White folk, it wasn’t just that they were rich, or talked however they wanted, or went wherever they wished to go. It wasn’t just their geldings and coaches and liveried servants. It was more than that. They walked through the world as if it was a place that didn’t have to be the way it was, as if it could change, the way a person could change. That was the difference, he’d always thought. He had to remind himself sometimes that his father must have been like that, too. And this man, this Mr. Coulton, who’d purchased Charlie a new set of clothes in New Orleans and paid for his meals and who talked to him calmly, quietly, asking nothing of him, this Mr. Coulton was no different in that respect. He just didn’t understand how everything he had could be taken from him, quick as lightning. How his life wasn’t worth a penny, once it was gone. He, too, was an innocent, when it came right down to it. Like any of them.
* * *
They’d been at sea for weeks; the train carrying them south toward London took a matter of hours. Yet the journey felt just as long. Everywhere Charlie looked he saw strangeness: deep green fields, stands of weird-looking trees, fence lines and sheep on distant hills like in a painting he’d seen once, stumbling into the courthouse in Natchez, right before his trial. Even stranger: everyone on the train platform, or shoving past in the narrow train corridor, was white, but they didn’t flinch from him, like happened back home. They just nodded, tipped their hats, went on past.
For the first hour Coulton sat with his eyes shut, his shoulders and yellow waistcoat jiggering at the rattling of the train.

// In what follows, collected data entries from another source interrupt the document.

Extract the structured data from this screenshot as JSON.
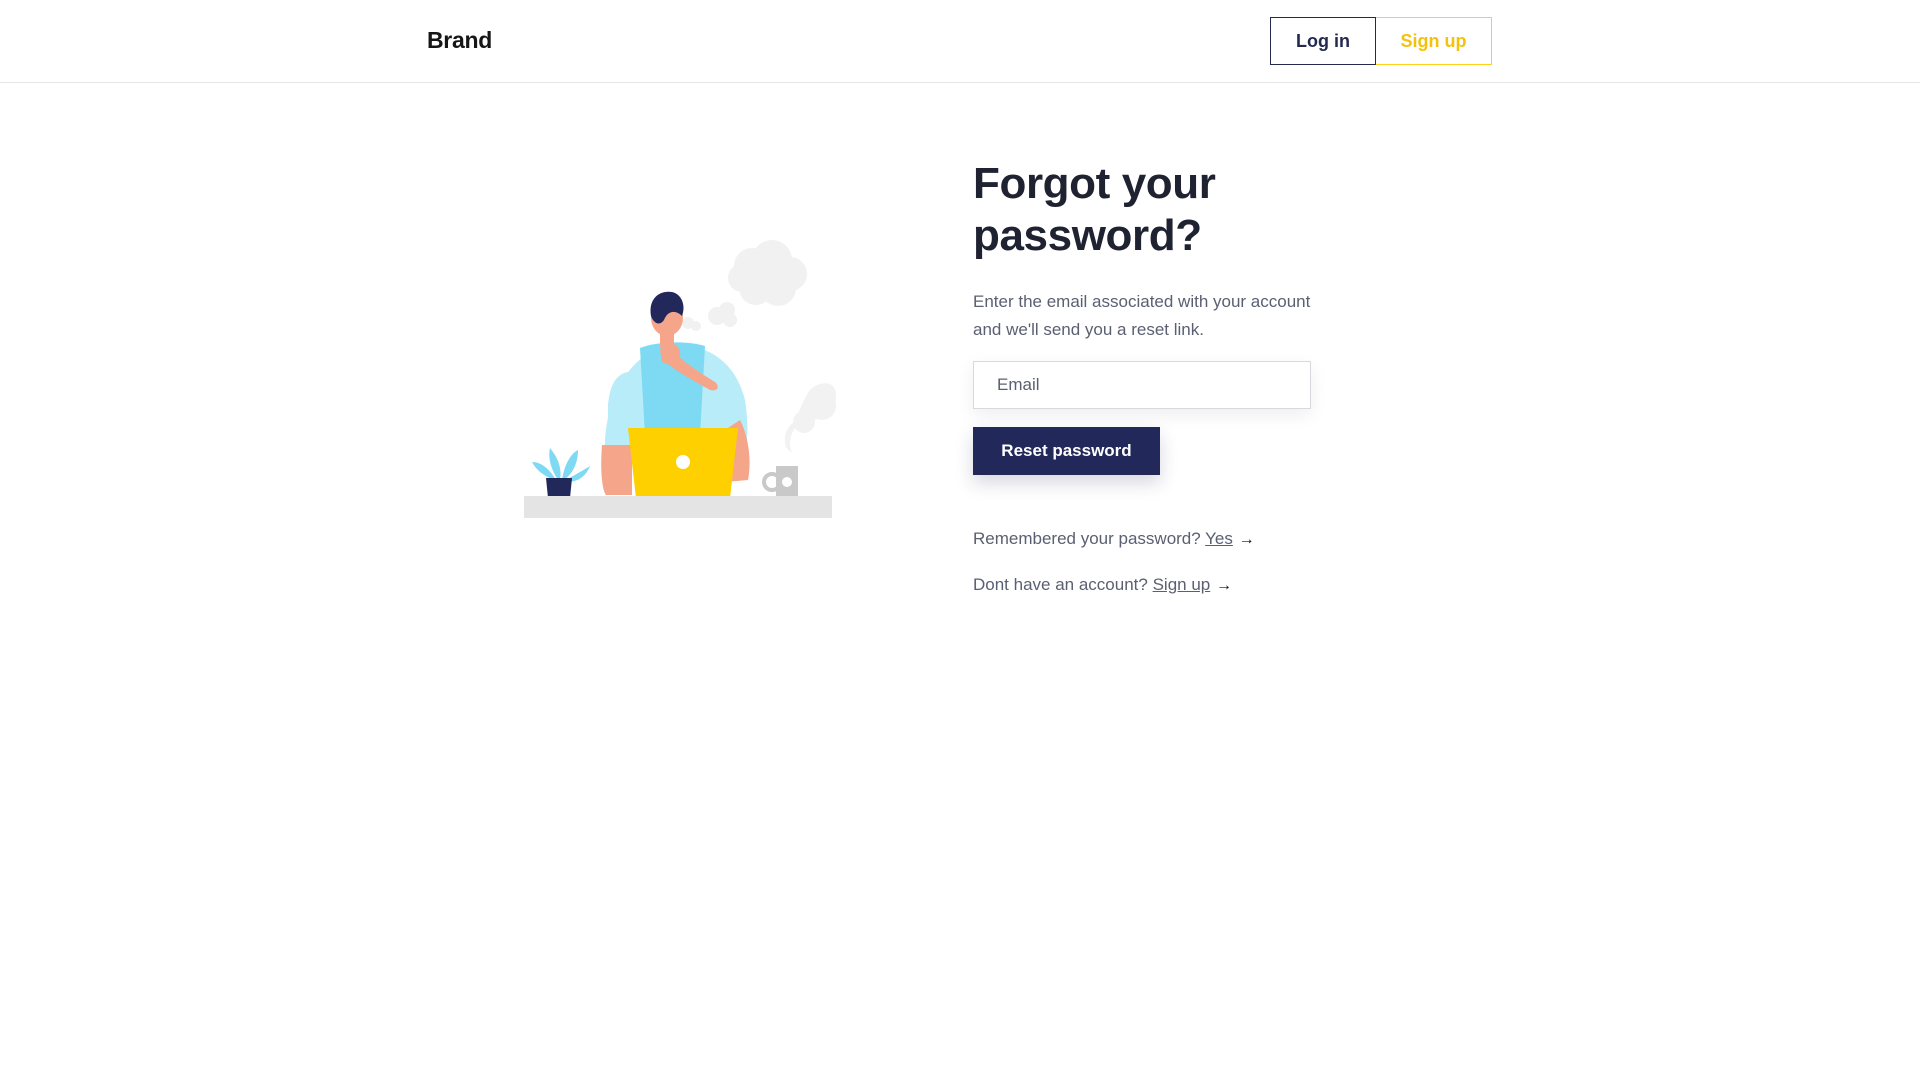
{
  "header": {
    "brand": "Brand",
    "login_label": "Log in",
    "signup_label": "Sign up"
  },
  "main": {
    "title_line1": "Forgot your",
    "title_highlight": "password",
    "title_end": "?",
    "description": "Enter the email associated with your account and we'll send you a reset link.",
    "email_placeholder": "Email",
    "email_value": "",
    "reset_button": "Reset password",
    "remembered_text": "Remembered your password?",
    "remembered_link": "Yes",
    "no_account_text": "Dont have an account?",
    "no_account_link": "Sign up",
    "arrow": "→"
  },
  "colors": {
    "primary": "#23285a",
    "accent": "#ffd000",
    "text": "#1f2230",
    "muted": "#5a6072"
  }
}
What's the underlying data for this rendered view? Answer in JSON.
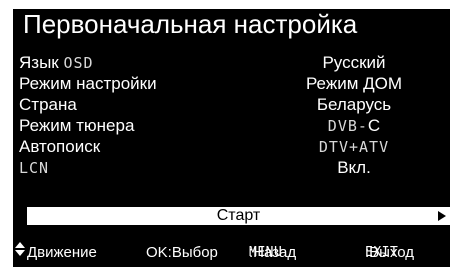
{
  "title": "Первоначальная настройка",
  "settings": [
    {
      "label": "Язык",
      "label_suffix": "OSD",
      "value": "Русский"
    },
    {
      "label": "Режим настройки",
      "label_suffix": "",
      "value": "Режим ДОМ"
    },
    {
      "label": "Страна",
      "label_suffix": "",
      "value": "Беларусь"
    },
    {
      "label": "Режим тюнера",
      "label_suffix": "",
      "value_mono": "DVB-",
      "value": "C"
    },
    {
      "label": "Автопоиск",
      "label_suffix": "",
      "value_mono": "DTV+ATV"
    },
    {
      "label_mono": "LCN",
      "value": "Вкл."
    }
  ],
  "start_label": "Старт",
  "footer": {
    "move": "Движение",
    "ok": "OK:Выбор",
    "menu_key": "MENU",
    "menu_label": ":Назад",
    "exit_key": "EXIT",
    "exit_label": ":Выход"
  },
  "colors": {
    "background": "#000000",
    "text": "#ffffff",
    "highlight_bar": "#ffffff",
    "highlight_text": "#000000"
  },
  "icons": {
    "updown": "up-down-arrows-icon",
    "right": "right-arrow-icon"
  }
}
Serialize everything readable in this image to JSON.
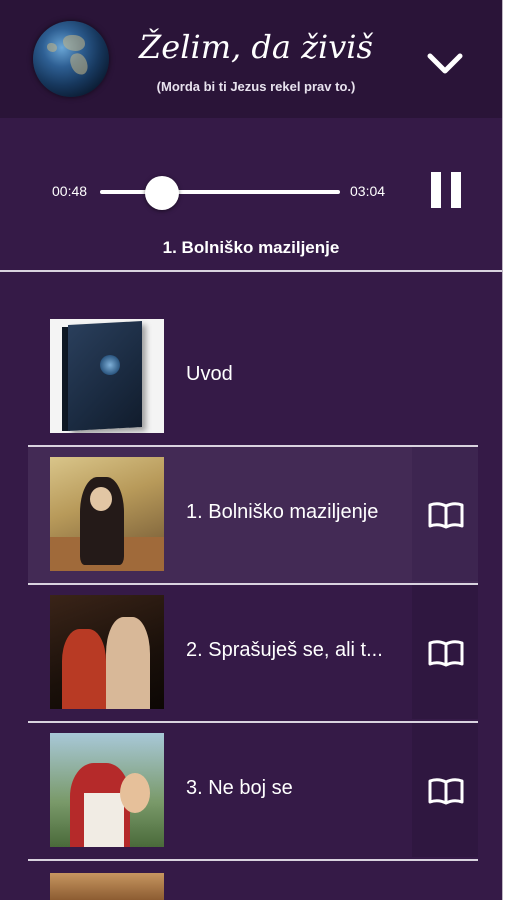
{
  "header": {
    "title": "Želim, da živiš",
    "subtitle": "(Morda bi ti Jezus rekel prav to.)"
  },
  "player": {
    "current_time": "00:48",
    "duration": "03:04",
    "progress": 0.26,
    "now_playing": "1. Bolniško maziljenje"
  },
  "tracks": [
    {
      "label": "Uvod",
      "thumbnail": "book-cover-image",
      "has_text": false,
      "active": false
    },
    {
      "label": "1. Bolniško maziljenje",
      "thumbnail": "nun-painting-image",
      "has_text": true,
      "active": true
    },
    {
      "label": "2. Sprašuješ se, ali t...",
      "thumbnail": "thomas-painting-image",
      "has_text": true,
      "active": false
    },
    {
      "label": "3. Ne boj se",
      "thumbnail": "jesus-child-painting-image",
      "has_text": true,
      "active": false
    }
  ],
  "icons": {
    "collapse": "chevron-down-icon",
    "pause": "pause-icon",
    "text": "open-book-icon"
  },
  "colors": {
    "background": "#351a47",
    "header": "#2a1438",
    "active_row": "#432a55"
  }
}
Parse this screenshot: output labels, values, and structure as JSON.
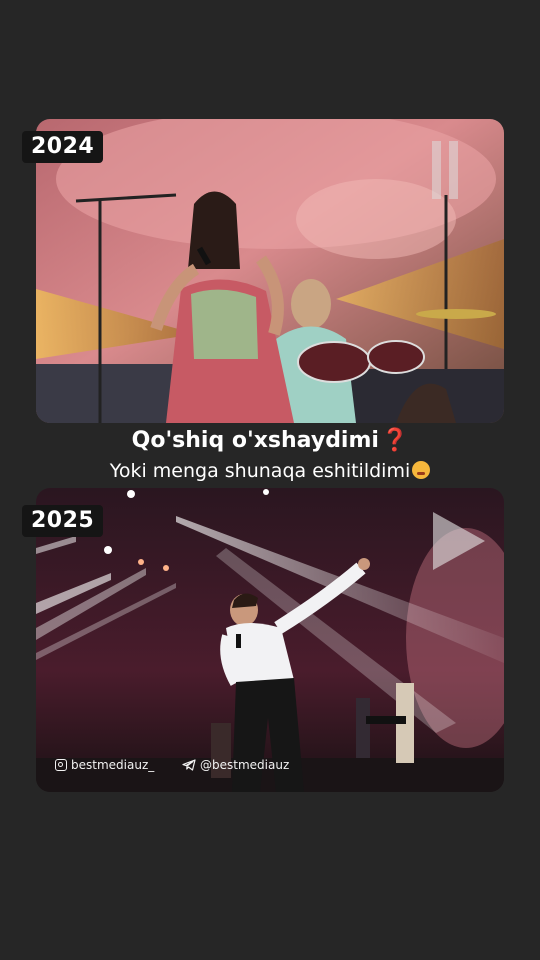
{
  "top_video": {
    "year_label": "2024"
  },
  "bottom_video": {
    "year_label": "2025"
  },
  "caption": {
    "title": "Qo'shiq o'xshaydimi",
    "title_emoji": "❓",
    "subtitle": "Yoki menga shunaqa eshitildimi"
  },
  "watermarks": {
    "instagram": "bestmediauz_",
    "telegram": "@bestmediauz"
  },
  "icons": {
    "pause": "pause-icon",
    "play": "play-icon",
    "instagram": "instagram-icon",
    "telegram": "telegram-icon",
    "face": "flushed-face-emoji"
  },
  "colors": {
    "background": "#262626",
    "year_badge": "#151515",
    "question_mark": "#e53935"
  }
}
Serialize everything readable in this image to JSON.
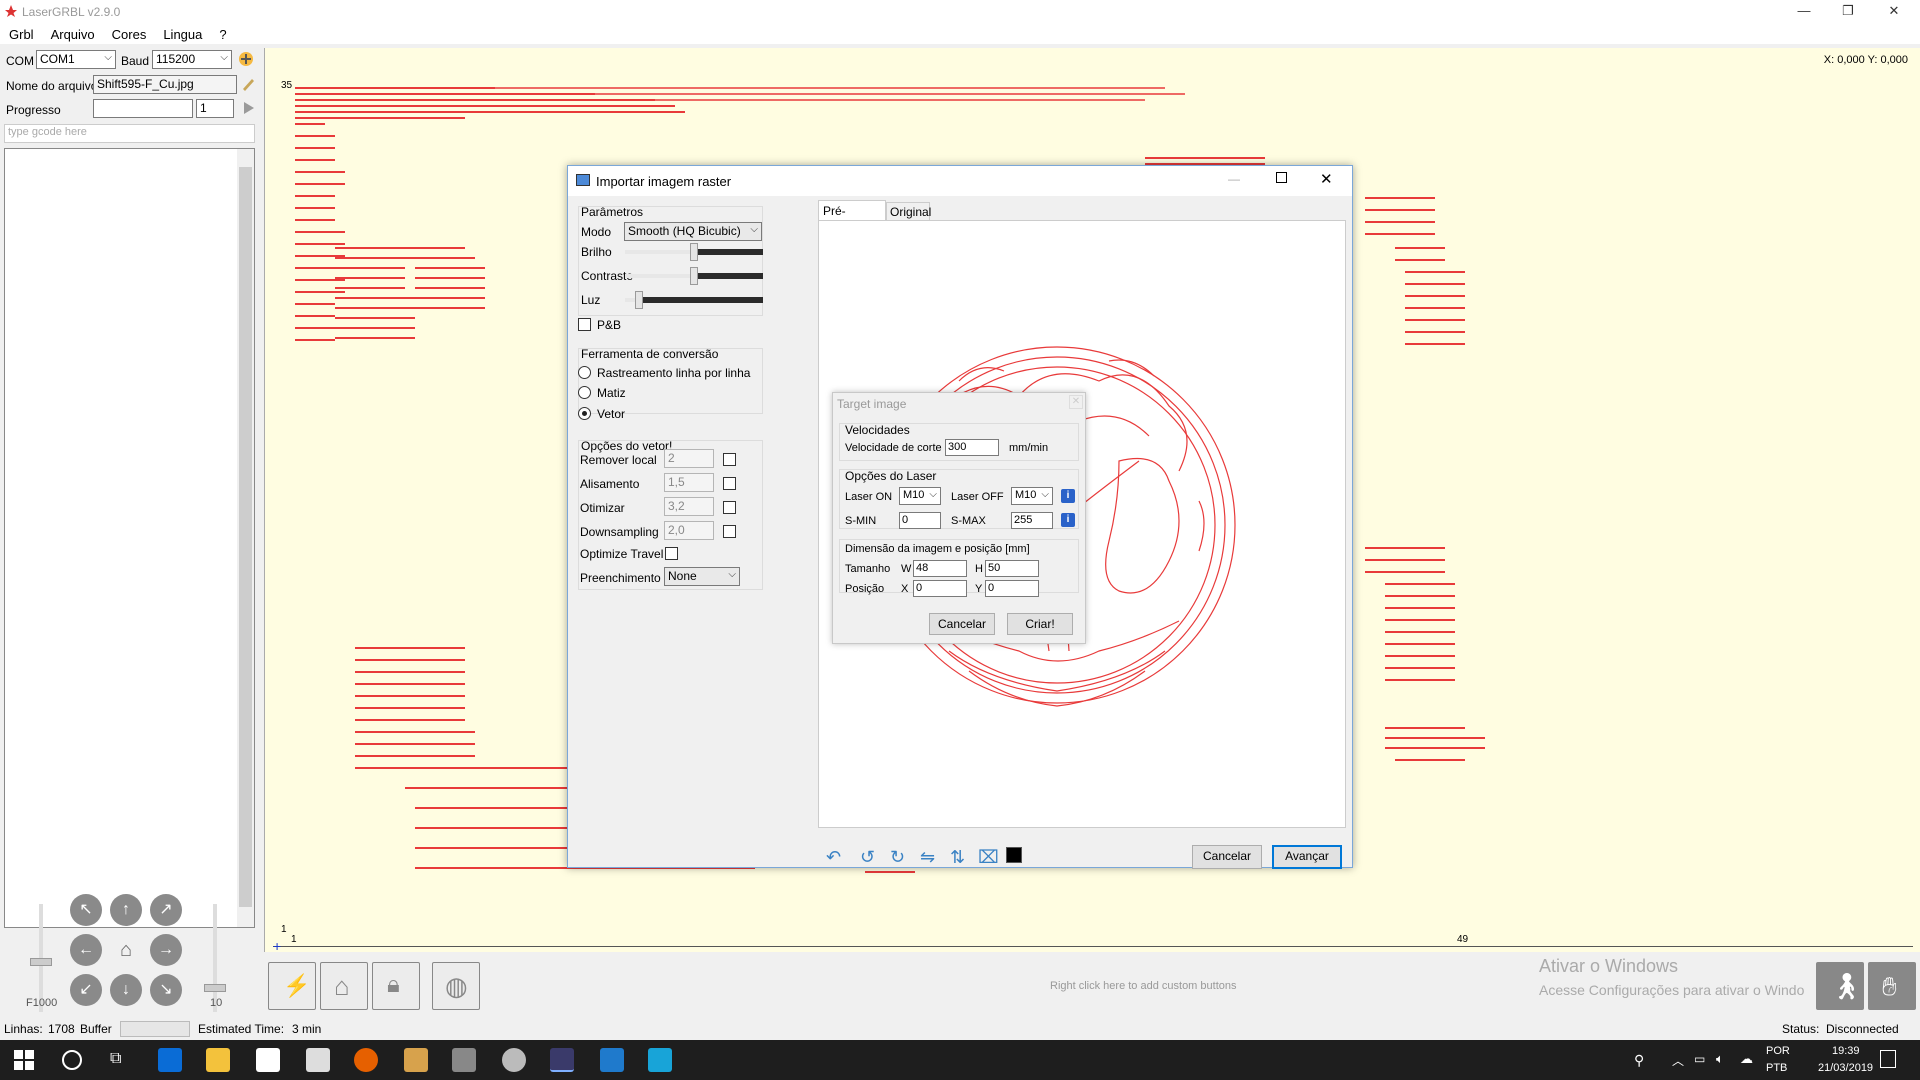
{
  "app": {
    "title": "LaserGRBL v2.9.0"
  },
  "menu": [
    "Grbl",
    "Arquivo",
    "Cores",
    "Lingua",
    "?"
  ],
  "conn": {
    "com_label": "COM",
    "com_value": "COM1",
    "baud_label": "Baud",
    "baud_value": "115200"
  },
  "file": {
    "label": "Nome do arquivo",
    "value": "Shift595-F_Cu.jpg"
  },
  "progress": {
    "label": "Progresso",
    "count": "1"
  },
  "gcode": {
    "placeholder": "type gcode here"
  },
  "jog": {
    "speed": "F1000",
    "step": "10"
  },
  "canvas": {
    "coords": "X: 0,000 Y: 0,000",
    "y_top": "35",
    "y_bottom": "1",
    "x_left": "1",
    "x_right": "49",
    "custom_hint": "Right click here to add custom buttons"
  },
  "activation": {
    "title": "Ativar o Windows",
    "subtitle": "Acesse Configurações para ativar o Windo"
  },
  "statusbar": {
    "lines_label": "Linhas:",
    "lines_value": "1708",
    "buffer_label": "Buffer",
    "time_label": "Estimated Time:",
    "time_value": "3 min",
    "status_label": "Status:",
    "status_value": "Disconnected"
  },
  "taskbar": {
    "lang1": "POR",
    "lang2": "PTB",
    "time": "19:39",
    "date": "21/03/2019"
  },
  "import_dialog": {
    "title": "Importar imagem raster",
    "params": {
      "title": "Parâmetros",
      "mode_label": "Modo",
      "mode_value": "Smooth (HQ Bicubic)",
      "brightness_label": "Brilho",
      "contrast_label": "Contraste",
      "light_label": "Luz",
      "bw_label": "P&B",
      "brightness": 0.5,
      "contrast": 0.5,
      "light": 0.1
    },
    "conversion": {
      "title": "Ferramenta de conversão",
      "options": [
        "Rastreamento linha por linha",
        "Matiz",
        "Vetor"
      ],
      "selected": "Vetor"
    },
    "vector": {
      "title": "Opções do vetor!",
      "remove_label": "Remover local",
      "remove_value": "2",
      "smooth_label": "Alisamento",
      "smooth_value": "1,5",
      "optimize_label": "Otimizar",
      "optimize_value": "3,2",
      "downsampling_label": "Downsampling",
      "downsampling_value": "2,0",
      "travel_label": "Optimize Travel",
      "fill_label": "Preenchimento",
      "fill_value": "None"
    },
    "tabs": [
      "Pré-Visualizar",
      "Original"
    ],
    "cancel": "Cancelar",
    "next": "Avançar"
  },
  "target_dialog": {
    "title": "Target image",
    "speeds_title": "Velocidades",
    "cut_label": "Velocidade de corte",
    "cut_value": "300",
    "cut_unit": "mm/min",
    "laser_title": "Opções do Laser",
    "on_label": "Laser ON",
    "on_value": "M10",
    "off_label": "Laser OFF",
    "off_value": "M10",
    "smin_label": "S-MIN",
    "smin_value": "0",
    "smax_label": "S-MAX",
    "smax_value": "255",
    "dim_title": "Dimensão da imagem e posição [mm]",
    "size_label": "Tamanho",
    "w_label": "W",
    "w_value": "48",
    "h_label": "H",
    "h_value": "50",
    "pos_label": "Posição",
    "x_label": "X",
    "x_value": "0",
    "y_label": "Y",
    "y_value": "0",
    "cancel": "Cancelar",
    "create": "Criar!"
  },
  "colors": {
    "accent": "#0078d7",
    "path": "#e83a3a",
    "canvas": "#fffde1"
  }
}
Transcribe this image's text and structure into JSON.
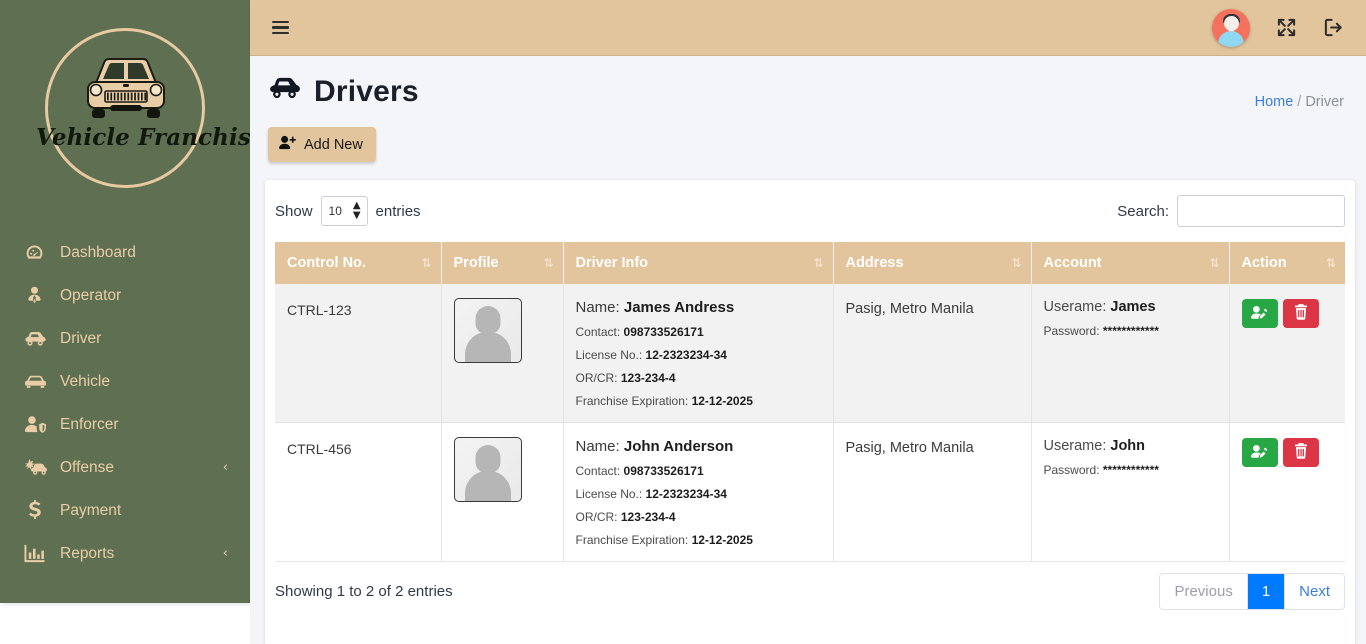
{
  "brand": {
    "logo_text": "Vehicle Franchising",
    "logo_icon": "car-front-icon"
  },
  "sidebar": {
    "items": [
      {
        "label": "Dashboard",
        "icon": "gauge-icon",
        "caret": ""
      },
      {
        "label": "Operator",
        "icon": "user-tie-icon",
        "caret": ""
      },
      {
        "label": "Driver",
        "icon": "car-side-icon",
        "caret": ""
      },
      {
        "label": "Vehicle",
        "icon": "car-icon",
        "caret": ""
      },
      {
        "label": "Enforcer",
        "icon": "user-shield-icon",
        "caret": ""
      },
      {
        "label": "Offense",
        "icon": "car-crash-icon",
        "caret": "‹"
      },
      {
        "label": "Payment",
        "icon": "dollar-icon",
        "caret": ""
      },
      {
        "label": "Reports",
        "icon": "bar-chart-icon",
        "caret": "‹"
      }
    ]
  },
  "topbar": {
    "menu_icon": "hamburger-icon",
    "avatar_icon": "user-avatar",
    "fullscreen_icon": "expand-arrows-icon",
    "logout_icon": "sign-out-icon"
  },
  "page": {
    "title": "Drivers",
    "title_icon": "car-side-icon",
    "breadcrumb": {
      "home": "Home",
      "separator": "/",
      "current": "Driver"
    },
    "add_new_label": "Add New",
    "add_new_icon": "user-plus-icon"
  },
  "datatable": {
    "show_label": "Show",
    "entries_label": "entries",
    "page_length": "10",
    "search_label": "Search:",
    "search_value": "",
    "search_placeholder": "",
    "sort_icon": "⇅",
    "columns": [
      "Control No.",
      "Profile",
      "Driver Info",
      "Address",
      "Account",
      "Action"
    ],
    "field_labels": {
      "name": "Name:",
      "contact": "Contact:",
      "license": "License No.:",
      "orcr": "OR/CR:",
      "franchise": "Franchise Expiration:",
      "username": "Userame:",
      "password": "Password:"
    },
    "rows": [
      {
        "control_no": "CTRL-123",
        "profile_icon": "profile-placeholder",
        "name": "James Andress",
        "contact": "098733526171",
        "license_no": "12-2323234-34",
        "orcr": "123-234-4",
        "franchise_expiration": "12-12-2025",
        "address": "Pasig, Metro Manila",
        "username": "James",
        "password": "************",
        "edit_icon": "user-edit-icon",
        "delete_icon": "trash-icon"
      },
      {
        "control_no": "CTRL-456",
        "profile_icon": "profile-placeholder",
        "name": "John Anderson",
        "contact": "098733526171",
        "license_no": "12-2323234-34",
        "orcr": "123-234-4",
        "franchise_expiration": "12-12-2025",
        "address": "Pasig, Metro Manila",
        "username": "John",
        "password": "************",
        "edit_icon": "user-edit-icon",
        "delete_icon": "trash-icon"
      }
    ],
    "showing_text": "Showing 1 to 2 of 2 entries",
    "pagination": {
      "previous": "Previous",
      "pages": [
        "1"
      ],
      "next": "Next",
      "active": "1"
    }
  },
  "colors": {
    "sidebar": "#5f7052",
    "accent_tan": "#e2c59c",
    "content_bg": "#f4f5f9",
    "link_blue": "#3b7ddd",
    "active_page": "#007bff",
    "edit_green": "#28a745",
    "delete_red": "#dc3545"
  }
}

He wasn’t sleeping; Charlie could tell. They roared through tunnels—long clattering darknesses—then up out of the cuts, into gray daylight.
“Mr. Coulton, sir,” said Charlie at last. “Did anyone ever leave Cairndale? I mean, went away and was never heard from again?”
“Cairndale ain’t a prison, lad. You can leave it if you want.”
Charlie wet his lips, wary. “No, I mean … do you know of anyone who ever did?”
Coulton cracked one heavy eyelid, squinting in the light. “I never knew of a talent what wanted to leave it, once they got there,” he said. “But folk are free to go, if they choose. England isn’t much like your own country. You’ll see.”
Charlie watched him.
“London’s a right stew of folk. I seen every kind there. Oh, I don’t mean just the Cathays and the Moors and the like. I mean card sharps and cutthroats and pickpockets what’ll take a piece off you without your even feeling it. Aye. Heart of the bloody world, it is. And every bloody one of them is free to come and go as they please.”